- Can you squelch a tantrum in two seconds flat?
- How about without the bribe of M&Ms or a trip to Disneyland?
- Or, how do you un-suction wailing child from filthy floor and get arched body and all stiff appendages into his car seat without causing more commotion?
At the end of the day any off-court coaching and heckling is what’s remembered. Retreats offside are defeated and deflated.
Parenting is the Mt. Olympus of all endurance sports, even without the stress of fellow competitors sizing you up. It tests you physically, emotionally, psychologically, socially.
You may customize accordingly.
One minute you’re hurdling high above a sandbox crowded with toddlers to remove a small plastic thing from your baby’s mouth. The next you’re hoisting eight-ton bags of groceries and solid child in a precarious balancing act to the car, made that much more physically demanding if said child is asleep, thereby adding an additional 1,899 pounds to the exercise.
Whew!
A chess game of wills and wants can command a full morning and then in a split-second you find yourself in a 100-yard sprint to the curb of a busy intersection, in heels.
But with practice comes mastery, such as my relaxed, but firm, body hold that allows you to calmly leave a bustling restaurant with a squirming child, a technique that I should teach the U.S. Olympic Wrestling Team.

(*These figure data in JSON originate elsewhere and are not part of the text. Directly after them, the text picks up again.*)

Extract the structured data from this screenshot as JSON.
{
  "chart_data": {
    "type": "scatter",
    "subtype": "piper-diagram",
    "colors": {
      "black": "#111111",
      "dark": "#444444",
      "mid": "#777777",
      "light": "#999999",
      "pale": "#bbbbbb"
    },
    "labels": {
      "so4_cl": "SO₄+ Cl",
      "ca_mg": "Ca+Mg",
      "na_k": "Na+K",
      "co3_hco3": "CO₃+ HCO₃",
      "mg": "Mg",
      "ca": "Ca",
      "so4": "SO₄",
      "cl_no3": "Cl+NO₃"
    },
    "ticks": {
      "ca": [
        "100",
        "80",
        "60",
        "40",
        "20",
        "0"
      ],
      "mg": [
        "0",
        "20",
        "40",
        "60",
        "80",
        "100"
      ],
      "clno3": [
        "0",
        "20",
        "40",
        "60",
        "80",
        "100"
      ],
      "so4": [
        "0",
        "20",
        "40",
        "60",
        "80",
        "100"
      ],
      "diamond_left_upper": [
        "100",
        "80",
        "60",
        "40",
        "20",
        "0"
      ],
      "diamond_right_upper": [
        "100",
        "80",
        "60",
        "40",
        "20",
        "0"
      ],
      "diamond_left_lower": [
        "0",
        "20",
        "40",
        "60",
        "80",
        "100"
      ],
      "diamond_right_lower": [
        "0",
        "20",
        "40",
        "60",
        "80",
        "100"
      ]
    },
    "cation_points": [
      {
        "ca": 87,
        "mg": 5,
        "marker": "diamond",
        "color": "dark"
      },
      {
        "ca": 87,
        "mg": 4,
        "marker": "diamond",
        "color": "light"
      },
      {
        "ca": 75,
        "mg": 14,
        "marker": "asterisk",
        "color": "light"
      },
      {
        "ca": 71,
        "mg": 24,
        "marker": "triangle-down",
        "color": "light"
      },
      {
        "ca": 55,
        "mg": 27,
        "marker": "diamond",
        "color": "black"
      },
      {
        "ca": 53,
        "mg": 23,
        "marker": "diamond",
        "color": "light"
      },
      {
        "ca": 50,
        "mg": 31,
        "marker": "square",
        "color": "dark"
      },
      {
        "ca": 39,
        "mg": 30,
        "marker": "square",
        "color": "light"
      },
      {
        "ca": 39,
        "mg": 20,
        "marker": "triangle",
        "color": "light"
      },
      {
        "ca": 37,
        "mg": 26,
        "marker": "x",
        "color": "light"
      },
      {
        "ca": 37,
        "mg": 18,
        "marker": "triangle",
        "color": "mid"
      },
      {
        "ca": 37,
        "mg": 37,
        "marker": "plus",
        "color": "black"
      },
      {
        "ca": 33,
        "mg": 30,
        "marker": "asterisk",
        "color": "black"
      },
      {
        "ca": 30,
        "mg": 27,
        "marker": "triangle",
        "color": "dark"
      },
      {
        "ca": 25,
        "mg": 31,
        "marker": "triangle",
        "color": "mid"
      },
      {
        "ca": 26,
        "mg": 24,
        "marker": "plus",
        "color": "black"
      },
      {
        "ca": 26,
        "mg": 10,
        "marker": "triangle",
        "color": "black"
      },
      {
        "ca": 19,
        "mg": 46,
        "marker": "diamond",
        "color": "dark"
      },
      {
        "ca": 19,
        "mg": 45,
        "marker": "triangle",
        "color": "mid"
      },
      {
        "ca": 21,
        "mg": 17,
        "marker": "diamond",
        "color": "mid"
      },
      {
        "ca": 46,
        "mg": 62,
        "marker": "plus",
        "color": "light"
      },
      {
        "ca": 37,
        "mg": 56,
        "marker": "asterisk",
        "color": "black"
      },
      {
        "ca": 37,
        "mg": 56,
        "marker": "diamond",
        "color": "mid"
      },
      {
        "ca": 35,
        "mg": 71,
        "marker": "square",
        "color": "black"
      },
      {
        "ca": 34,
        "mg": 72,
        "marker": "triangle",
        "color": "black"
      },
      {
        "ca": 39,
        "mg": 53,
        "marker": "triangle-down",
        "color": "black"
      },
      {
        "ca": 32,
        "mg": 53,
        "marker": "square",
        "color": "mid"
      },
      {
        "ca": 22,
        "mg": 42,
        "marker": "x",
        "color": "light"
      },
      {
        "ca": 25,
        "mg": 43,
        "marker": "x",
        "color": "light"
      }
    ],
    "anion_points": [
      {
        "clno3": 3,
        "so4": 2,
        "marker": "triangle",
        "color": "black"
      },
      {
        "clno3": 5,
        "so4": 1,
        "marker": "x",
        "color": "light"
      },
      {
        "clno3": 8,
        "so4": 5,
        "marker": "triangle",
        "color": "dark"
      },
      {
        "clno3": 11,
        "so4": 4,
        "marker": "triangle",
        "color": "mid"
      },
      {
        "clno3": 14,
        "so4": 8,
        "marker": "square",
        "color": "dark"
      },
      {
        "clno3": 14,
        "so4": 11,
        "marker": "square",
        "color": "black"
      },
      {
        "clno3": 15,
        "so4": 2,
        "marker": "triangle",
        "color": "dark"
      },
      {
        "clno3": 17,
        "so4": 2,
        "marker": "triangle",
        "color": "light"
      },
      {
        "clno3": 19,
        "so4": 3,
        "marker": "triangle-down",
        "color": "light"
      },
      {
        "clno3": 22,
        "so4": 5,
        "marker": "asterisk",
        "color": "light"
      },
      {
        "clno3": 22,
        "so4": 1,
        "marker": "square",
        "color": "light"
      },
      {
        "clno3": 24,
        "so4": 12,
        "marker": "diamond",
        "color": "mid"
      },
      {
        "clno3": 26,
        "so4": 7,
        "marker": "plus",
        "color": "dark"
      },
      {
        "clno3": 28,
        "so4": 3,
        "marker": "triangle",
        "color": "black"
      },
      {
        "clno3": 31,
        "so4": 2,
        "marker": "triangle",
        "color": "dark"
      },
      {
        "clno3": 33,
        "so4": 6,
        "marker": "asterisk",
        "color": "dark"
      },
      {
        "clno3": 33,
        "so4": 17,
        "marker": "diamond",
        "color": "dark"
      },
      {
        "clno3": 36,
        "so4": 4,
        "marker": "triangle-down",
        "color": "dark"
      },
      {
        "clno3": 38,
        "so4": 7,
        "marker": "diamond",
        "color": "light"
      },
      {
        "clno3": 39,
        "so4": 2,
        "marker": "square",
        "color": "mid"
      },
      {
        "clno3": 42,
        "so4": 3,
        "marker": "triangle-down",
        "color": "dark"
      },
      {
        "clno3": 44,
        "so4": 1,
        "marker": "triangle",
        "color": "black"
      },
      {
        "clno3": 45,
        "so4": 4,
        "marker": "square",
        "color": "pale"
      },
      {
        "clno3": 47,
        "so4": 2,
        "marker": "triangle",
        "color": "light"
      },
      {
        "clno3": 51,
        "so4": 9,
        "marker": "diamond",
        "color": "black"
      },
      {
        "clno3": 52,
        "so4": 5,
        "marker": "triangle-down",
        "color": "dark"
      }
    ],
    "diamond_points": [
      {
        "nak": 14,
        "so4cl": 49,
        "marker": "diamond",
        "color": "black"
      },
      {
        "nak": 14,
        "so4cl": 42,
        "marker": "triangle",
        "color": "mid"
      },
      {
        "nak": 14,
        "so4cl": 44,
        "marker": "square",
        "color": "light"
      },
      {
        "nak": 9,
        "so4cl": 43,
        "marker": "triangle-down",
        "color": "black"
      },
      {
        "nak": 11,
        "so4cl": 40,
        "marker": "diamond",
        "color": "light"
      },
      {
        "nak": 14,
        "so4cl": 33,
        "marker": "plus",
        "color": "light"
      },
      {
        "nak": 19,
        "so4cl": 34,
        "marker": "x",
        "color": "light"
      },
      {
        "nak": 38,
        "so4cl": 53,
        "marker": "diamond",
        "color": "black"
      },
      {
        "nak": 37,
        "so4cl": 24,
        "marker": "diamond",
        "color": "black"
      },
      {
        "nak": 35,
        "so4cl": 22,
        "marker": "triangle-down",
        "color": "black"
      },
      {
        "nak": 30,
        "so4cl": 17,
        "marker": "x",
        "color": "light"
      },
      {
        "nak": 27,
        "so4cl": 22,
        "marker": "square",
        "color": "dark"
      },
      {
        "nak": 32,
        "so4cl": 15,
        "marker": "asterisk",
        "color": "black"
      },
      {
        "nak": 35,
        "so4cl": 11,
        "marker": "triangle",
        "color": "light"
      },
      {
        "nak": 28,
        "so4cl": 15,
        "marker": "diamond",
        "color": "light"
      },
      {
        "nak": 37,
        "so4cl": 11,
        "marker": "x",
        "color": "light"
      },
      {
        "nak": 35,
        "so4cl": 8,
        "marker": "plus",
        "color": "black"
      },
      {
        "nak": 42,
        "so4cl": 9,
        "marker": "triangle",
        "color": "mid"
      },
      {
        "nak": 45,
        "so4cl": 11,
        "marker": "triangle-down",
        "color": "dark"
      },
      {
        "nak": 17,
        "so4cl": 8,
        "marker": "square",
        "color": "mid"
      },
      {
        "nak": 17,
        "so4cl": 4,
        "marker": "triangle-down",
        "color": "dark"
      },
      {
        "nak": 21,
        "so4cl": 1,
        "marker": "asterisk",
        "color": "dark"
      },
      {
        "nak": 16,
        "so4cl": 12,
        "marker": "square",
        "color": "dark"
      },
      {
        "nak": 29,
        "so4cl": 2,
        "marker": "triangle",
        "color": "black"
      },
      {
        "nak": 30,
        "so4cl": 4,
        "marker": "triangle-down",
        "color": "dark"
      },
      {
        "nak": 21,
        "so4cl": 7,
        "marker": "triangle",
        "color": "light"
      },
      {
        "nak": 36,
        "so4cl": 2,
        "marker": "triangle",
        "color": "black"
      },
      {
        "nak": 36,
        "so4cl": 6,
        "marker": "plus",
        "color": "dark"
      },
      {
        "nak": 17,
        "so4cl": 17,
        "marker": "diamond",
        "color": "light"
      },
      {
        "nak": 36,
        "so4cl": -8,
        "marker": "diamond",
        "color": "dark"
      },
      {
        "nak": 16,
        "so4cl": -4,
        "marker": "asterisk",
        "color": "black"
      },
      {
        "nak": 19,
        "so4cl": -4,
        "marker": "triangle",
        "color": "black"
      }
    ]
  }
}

Note to self: add to daily To-Do List, item 3,000,053-A.
But is this sport ever really mastered?
Do we ever find ourselves standing proudly on a platform knowing we’ve succeeded, our family beaming from the stands?
Perhaps, in the sport of parenting just coming to practice—especially after a taxing yesterday with wincing memories of fumbles and poor calculations and just trying to do better—means that you’ve succeeded.
And then there are those glorious, rejuvenating moments when little arms wrapped around your neck can make you feel just as victorious as any medal would, even an Olympic gold.